Me gustan los ritos. Siempre me han gustado, Mantener pequeñas ceremonias que se repiten en el tiempo y a las que acudo sabiendo a priori lo que va a pasar. No suelo ser esclavo de convenciones sociales impuestas desde fuera, pero en cambio sí lo soy de algunas mis obsesiones rituales. Hasta que el paso del tiempo hace imposible mantenerlas. De momento mañana vuelvo a Sevilla. A casa de mi madre. Con mis hermanos, cuñados y sobrinos. A pasar la nochebuena. Faltarán algunos. Demasiados. Mala suerte. Pero yo estaré de nuevo allí. Y me vuelve a apetecer.

14 diciembre 2011

On the road (again)

Hoy estoy fuera del circuito educativo.
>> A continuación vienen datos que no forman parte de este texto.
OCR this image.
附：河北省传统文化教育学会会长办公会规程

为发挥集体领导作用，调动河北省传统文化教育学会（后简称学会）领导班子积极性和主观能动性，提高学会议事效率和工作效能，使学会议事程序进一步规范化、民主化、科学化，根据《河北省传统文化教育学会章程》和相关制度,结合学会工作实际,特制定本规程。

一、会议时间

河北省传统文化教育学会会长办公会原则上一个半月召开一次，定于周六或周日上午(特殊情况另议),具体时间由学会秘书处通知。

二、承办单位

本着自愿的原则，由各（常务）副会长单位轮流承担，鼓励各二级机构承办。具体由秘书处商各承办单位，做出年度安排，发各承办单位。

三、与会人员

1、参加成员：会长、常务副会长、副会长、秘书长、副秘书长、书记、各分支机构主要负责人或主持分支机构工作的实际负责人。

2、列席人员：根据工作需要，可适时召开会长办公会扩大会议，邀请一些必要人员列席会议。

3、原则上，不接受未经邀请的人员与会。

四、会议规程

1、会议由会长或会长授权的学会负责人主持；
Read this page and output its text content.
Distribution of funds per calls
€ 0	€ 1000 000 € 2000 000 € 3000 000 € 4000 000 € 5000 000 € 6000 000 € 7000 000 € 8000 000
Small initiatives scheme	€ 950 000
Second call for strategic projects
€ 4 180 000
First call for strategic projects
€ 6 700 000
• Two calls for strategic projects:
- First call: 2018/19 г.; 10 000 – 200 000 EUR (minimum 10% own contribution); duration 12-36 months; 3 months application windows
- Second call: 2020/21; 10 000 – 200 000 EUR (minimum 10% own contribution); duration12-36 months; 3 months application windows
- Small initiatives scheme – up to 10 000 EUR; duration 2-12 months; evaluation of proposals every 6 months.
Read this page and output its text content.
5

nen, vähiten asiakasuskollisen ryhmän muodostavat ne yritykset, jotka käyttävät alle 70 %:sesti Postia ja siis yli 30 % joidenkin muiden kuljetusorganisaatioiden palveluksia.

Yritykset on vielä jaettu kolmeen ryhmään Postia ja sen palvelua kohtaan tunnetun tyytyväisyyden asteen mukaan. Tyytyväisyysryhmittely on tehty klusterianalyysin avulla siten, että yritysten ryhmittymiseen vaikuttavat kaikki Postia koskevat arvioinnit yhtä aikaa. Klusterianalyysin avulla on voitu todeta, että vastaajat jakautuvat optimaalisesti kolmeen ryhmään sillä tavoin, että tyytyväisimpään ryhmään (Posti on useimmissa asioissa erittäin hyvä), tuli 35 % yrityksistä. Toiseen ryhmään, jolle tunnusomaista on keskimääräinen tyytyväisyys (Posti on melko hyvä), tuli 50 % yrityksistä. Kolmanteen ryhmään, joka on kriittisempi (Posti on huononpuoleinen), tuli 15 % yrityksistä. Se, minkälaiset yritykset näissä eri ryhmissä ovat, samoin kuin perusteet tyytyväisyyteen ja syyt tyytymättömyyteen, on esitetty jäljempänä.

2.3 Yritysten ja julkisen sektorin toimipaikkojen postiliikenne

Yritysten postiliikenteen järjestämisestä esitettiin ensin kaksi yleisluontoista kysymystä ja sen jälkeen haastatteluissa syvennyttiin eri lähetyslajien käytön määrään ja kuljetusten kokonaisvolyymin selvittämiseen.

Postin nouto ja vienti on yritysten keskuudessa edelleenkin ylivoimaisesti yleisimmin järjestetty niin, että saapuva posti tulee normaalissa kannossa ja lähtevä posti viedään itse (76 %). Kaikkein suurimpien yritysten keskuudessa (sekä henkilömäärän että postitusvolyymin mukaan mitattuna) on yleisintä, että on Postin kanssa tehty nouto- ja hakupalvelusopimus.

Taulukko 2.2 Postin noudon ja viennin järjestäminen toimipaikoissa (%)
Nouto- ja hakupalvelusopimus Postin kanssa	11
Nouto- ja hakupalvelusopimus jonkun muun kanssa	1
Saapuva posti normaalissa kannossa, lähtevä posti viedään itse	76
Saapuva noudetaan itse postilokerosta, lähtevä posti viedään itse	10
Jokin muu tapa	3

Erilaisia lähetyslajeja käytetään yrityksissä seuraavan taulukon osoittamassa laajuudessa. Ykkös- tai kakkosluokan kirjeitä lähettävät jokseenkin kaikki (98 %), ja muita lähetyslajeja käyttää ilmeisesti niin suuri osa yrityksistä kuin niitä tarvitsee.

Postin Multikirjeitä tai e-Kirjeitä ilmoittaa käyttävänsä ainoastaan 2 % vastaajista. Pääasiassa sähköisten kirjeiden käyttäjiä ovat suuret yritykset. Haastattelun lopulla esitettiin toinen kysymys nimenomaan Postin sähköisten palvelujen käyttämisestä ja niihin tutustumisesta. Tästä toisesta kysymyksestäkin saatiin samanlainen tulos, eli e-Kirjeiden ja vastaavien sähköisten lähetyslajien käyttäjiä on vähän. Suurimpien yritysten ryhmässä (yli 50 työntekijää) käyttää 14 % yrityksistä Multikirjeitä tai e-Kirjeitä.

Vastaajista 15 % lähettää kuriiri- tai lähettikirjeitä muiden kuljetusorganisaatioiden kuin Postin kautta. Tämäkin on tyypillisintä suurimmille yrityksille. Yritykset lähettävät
Me han echado, me han enseñado la puerta de la calle, me han apartado y dejo de ser profesor (de momento) por este año. He de agradecérselo al dúo dinámico madrileño, ése que componen Aguirre y Figar, que están dejando la educación en Madrid como un solar sin esperanza, arrasado, destruido. Y estoy tocado, es cierto. Cómo evitarlo cuando tantos chicos y chicas te despiden con el cariño, el respeto y la lealtad que me han mostrado. Ha sido especial por sorpresivo, lo reconozo. Tan poco tiempo. Sé que algo debo hacer bien cuando recibo todo lo que hoy he recibido. Es lo que me llevo. Tres meses, un trimestre, un pueblo de la sierra de Madrid. Jodido pero contento. Ha sido un placer. Hasta otra. Hasta siempre.

02 diciembre 2011

Criptografía emocional


¿Cuál es el valor de un escritor? ¿Qué significa triunfar? ¿Quién ganó el último premio de esta semana (que nunca leeré)? Los premios, las trincheras, el mundillo literario, la decepción... Entender que es importante, entender que no lo es, comprender la vanidad, comprender la frustración, trasladar el cariño, transmitir la admiración, trascender a la familia, compartir la emoción, desayunar con quien está a punto de dormir… Y qué más da, y qué importante es, y recordar, y recordarle, aquellas líneas metálicas que escribió, hace mucho tiempo, tanto tiempo, y esas otras, perrunas, no hace tanto, la emoción que provocaron, y las que no terminan de convencer, sí, pero están al borde del aplauso, como sólo lo están las que escriben aquellos a los que se les exige porque se sabe lo que pueden ofrecer. Como Dostoievski. Dicen. Los años. Pasan. Conectas con quién antes ni siquiera reparabas. Demasiados obstáculos. Demasiados prejuicios. Mutuos. Los años. Hay gente que merece la pena. El tiempo. La familia. Un abrazo.